In Teaching a Horse to Sing, Delshad Karanjia ventures on a journey of retelling ‘tales of uncommon sense’ from all around the world, a task that seems as fantastical as the title at first. To enter into this book of wit, wisdom, humour, and most of all, a deep appreciation for the art of storytelling, is to fall down a rabbit hole. Whimsical and fleeting alike, the stories collected in this book are a homage to popular tales that are both cultural and social, whispered across time and all over the world, in similar iterations, lending a universality that is tinged with the local every time a tale is read.
Though her medium is the written, the stories have a distinct oral quality, as if being narrated by someone who, in turn, heard it from yet another someone. Proliferating as such stories are, Karanjia in her enlightening introduction to the book outlines her loving labour of swimming through the immense sea of such source material and the task of choosing and picking stories that finally made it to the current version. All of the stories in the book, though not necessarily always featuring human characters, deal with human nature, the follies of thoughtlessness, the mire of foolishness, the triumphs of modest wisdom, the tempests of jealousy, selfishness and pride, and the clarity of love and acceptance. Karanjia notices that these tales often hinge on cultural assertions of learning from lives of wits and fools, sometimes the same people.
Divided across three sections, the collection spans stories from India and elsewhere, as the subtitle states.
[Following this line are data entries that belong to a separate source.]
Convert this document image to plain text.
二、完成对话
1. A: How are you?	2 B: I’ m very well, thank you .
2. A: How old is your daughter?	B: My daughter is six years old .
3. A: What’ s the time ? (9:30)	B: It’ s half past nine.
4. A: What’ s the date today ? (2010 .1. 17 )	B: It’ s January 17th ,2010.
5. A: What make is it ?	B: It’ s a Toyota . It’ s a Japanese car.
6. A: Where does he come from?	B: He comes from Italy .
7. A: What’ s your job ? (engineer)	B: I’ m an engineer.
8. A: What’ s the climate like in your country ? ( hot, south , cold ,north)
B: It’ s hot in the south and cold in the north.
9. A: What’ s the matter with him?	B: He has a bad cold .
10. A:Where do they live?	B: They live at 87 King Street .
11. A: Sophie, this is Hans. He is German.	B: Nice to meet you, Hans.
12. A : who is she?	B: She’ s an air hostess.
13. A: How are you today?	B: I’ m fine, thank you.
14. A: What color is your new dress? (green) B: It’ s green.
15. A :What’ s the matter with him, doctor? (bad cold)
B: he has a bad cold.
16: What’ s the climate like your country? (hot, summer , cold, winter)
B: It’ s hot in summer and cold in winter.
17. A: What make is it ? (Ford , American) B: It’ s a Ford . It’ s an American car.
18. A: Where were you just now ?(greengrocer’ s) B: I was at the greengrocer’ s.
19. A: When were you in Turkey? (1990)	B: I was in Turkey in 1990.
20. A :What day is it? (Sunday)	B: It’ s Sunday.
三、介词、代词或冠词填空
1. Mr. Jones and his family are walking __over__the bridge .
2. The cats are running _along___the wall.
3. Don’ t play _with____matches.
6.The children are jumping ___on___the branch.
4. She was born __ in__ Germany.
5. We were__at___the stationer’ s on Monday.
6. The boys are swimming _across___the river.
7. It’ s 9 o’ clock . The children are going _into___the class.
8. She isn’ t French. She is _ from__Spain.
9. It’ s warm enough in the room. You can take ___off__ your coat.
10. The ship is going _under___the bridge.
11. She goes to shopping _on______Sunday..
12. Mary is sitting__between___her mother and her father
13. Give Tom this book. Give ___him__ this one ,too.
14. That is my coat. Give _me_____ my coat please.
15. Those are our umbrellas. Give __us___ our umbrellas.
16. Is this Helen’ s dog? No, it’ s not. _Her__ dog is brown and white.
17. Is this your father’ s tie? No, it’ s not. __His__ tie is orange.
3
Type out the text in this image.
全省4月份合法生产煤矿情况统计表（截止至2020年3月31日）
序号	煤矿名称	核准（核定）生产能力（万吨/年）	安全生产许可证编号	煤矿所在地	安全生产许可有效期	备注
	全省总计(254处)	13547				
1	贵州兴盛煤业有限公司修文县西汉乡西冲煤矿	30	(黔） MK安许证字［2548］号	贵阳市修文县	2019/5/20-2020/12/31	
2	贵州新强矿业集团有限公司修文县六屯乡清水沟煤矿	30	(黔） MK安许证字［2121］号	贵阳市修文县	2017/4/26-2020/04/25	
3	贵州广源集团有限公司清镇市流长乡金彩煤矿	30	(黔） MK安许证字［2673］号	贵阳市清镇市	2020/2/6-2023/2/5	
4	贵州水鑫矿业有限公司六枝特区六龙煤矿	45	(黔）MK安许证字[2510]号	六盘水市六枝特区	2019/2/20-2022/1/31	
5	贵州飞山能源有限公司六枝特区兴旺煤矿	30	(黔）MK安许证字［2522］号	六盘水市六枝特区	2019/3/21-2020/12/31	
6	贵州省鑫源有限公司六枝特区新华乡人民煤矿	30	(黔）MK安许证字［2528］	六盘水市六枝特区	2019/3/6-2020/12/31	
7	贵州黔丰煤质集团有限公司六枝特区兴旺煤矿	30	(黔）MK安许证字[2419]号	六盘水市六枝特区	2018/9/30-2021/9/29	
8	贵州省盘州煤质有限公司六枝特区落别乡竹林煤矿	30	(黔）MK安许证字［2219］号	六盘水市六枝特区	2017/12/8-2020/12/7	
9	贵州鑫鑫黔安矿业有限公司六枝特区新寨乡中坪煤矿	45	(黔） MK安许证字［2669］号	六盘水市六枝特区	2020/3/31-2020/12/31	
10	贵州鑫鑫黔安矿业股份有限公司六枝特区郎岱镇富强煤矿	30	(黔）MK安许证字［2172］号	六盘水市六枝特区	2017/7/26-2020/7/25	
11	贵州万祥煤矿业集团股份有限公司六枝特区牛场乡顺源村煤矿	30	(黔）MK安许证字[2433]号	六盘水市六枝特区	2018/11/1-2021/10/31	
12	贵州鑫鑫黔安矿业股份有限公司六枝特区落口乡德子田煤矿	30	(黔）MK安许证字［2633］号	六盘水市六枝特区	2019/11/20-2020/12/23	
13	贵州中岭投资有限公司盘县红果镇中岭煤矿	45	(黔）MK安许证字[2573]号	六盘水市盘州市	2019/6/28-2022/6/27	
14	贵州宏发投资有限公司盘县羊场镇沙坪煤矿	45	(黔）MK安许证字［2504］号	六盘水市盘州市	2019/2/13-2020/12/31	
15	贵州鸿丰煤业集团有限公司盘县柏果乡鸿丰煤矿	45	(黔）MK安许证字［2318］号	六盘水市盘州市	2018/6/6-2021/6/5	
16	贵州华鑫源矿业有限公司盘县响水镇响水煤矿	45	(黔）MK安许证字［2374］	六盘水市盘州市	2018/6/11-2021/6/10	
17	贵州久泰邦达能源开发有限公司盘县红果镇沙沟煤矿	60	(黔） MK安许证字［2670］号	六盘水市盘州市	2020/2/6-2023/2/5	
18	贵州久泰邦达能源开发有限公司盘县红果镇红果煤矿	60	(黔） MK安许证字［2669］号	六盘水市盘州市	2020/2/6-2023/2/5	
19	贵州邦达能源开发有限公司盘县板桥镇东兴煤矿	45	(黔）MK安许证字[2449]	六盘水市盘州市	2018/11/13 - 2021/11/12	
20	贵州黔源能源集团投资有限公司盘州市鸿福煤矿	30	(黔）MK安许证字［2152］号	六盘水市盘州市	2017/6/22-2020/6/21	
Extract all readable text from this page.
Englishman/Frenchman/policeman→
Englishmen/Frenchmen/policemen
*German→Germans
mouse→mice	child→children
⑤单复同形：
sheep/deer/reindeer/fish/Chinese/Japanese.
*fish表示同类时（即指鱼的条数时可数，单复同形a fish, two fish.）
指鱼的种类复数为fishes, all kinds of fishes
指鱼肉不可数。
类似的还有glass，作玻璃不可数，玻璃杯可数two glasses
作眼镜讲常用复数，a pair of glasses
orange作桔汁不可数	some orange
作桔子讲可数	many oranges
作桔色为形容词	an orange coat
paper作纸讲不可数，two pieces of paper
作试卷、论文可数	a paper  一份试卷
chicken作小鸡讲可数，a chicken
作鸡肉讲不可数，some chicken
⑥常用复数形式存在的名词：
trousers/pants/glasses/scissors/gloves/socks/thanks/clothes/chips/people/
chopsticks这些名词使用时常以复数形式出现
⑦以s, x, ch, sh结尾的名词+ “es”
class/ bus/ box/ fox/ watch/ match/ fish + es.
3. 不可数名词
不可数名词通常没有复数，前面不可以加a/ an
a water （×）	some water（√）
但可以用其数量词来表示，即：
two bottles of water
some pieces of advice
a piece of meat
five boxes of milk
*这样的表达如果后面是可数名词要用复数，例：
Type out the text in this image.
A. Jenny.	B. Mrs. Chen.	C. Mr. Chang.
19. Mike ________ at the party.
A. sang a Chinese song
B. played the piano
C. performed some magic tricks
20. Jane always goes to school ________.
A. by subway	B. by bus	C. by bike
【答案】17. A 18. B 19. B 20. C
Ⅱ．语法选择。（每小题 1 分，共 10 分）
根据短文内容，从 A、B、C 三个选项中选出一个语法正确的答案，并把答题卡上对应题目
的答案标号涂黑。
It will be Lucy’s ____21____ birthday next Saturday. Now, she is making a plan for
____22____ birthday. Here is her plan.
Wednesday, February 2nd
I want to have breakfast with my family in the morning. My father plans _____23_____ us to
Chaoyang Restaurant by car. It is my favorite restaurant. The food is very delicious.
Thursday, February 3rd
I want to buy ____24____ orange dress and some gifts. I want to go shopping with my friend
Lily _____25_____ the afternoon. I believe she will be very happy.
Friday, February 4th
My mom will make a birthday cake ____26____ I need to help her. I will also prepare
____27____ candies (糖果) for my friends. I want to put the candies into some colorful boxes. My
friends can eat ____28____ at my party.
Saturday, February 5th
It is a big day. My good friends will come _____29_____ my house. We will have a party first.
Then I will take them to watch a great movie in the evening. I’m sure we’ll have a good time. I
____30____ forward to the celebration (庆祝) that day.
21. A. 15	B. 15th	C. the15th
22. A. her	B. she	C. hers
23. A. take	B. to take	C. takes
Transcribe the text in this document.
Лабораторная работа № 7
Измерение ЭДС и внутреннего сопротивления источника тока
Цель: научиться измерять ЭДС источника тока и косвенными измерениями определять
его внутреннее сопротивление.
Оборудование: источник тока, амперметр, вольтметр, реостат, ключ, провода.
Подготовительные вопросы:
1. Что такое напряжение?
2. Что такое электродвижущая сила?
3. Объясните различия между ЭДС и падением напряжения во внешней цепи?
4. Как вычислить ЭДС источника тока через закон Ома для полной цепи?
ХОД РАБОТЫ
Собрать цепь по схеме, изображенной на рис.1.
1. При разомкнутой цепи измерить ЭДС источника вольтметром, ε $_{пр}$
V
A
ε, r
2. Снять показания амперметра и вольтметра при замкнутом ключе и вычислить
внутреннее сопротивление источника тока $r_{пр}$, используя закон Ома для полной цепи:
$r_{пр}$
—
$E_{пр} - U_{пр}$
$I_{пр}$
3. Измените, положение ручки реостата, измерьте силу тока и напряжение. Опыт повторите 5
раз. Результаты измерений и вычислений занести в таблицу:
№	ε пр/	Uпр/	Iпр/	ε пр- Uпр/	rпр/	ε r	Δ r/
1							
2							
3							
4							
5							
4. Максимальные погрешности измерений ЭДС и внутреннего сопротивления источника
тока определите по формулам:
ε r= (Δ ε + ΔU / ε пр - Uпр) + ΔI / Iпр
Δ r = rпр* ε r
The first section, titled ‘The Misadventures of Mullah Nasruddin’, is a personalized history of a life and person who is well known as a ‘wise fool’. Karanjia skillfully draws together anecdotes that still live on from Nasruddin’s life from ‘Turkey to Arabia, Persia to Afghanistan, and Russia to China’, and builds a fictitious portrait of a thirteenth century ‘jack of all trades’. Nasruddin uses language as a tool and indulges in wordplay to create a reputation of wisdom while going through everyday problems and often being the butt of jokes while asking people to laugh along instead of at him. Read together, Nasruddin’s adventures have a moral lesson, that of striving for optimism despite the circumstances with a belief that there is no problem one can’t talk one’s way out of, or as the section ends, laugh their way out of.
From a common man, the collection shifts focus to the adventures of Akbar and Birbal in ‘An Emperor and his Wise Wazir’. This section closely follows the fateful encounter of the two and the legendary years of Akbar’s reign during which Birbal became his most valuable gem. This section narrates quarrels and arguments that people fall into and how a shrewd mind can solve both minor and major disputes. Akbar is extolled as a leader who never stops learning and Birbal a courageous man who speaks to the king without any concern for the frankness of his words. The reader grows attached to the affectionately written characters that Karanjia spins with vivid writing, and it is tragic for the reader that Birbal’s is the farewell that closes this section.